Bloomberg Línea — A crise das plataformas de viagem que prometem e vendem passagens aéreas e pacotes com preços muito abaixo da média de mercado ganhou novo capítulo nesta sexta-feira (22) com o pedido de recuperação judicial da Maxmilhas, com dívidas que somam R$ 226 milhões.

Isso significa que a empresa que foi adquirida pela 123milhas no começo do ano quer deixar de pagar os credores, incluindo fornecedores, por um período que pode chegar a seis meses.

“Ainda que a Maxmilhas tenha uma operação independente, o mercado de agências de turismo online tem sido bastante impactado, o que vem dificultando significativamente a capacidade financeira da Maxmilhas”, reconheceu a empresa em comunicado enviado nesta sexta.

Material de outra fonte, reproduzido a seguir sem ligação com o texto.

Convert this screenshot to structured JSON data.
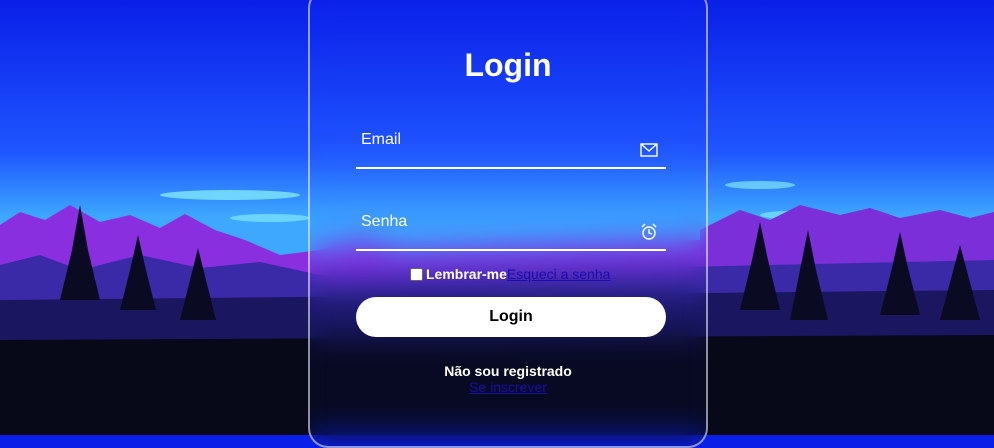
{
  "login": {
    "title": "Login",
    "email_placeholder": "Email",
    "password_placeholder": "Senha",
    "remember_label": "Lembrar-me",
    "forgot_link": "Esqueci a senha",
    "submit_label": "Login",
    "not_registered_text": "Não sou registrado",
    "signup_link": "Se inscrever"
  },
  "icons": {
    "email": "mail-icon",
    "password": "alarm-clock-icon"
  },
  "colors": {
    "sky_top": "#0a1fe8",
    "mountains": "#9a2fe0",
    "link": "#1a0dab",
    "button_bg": "#ffffff"
  }
}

Com dívida total de R$ 2,534 bilhões (somando agora o passivo da Maxmilhas), a 123Milhas suspendeu, no fim de agosto, emissões de passagens e pacotes, o que colocou o mercado online de passagens e pacotes na mira dos ministérios da Justiça e do turismo, com “explosão” do número de queixas de consumidores se dizendo lesados.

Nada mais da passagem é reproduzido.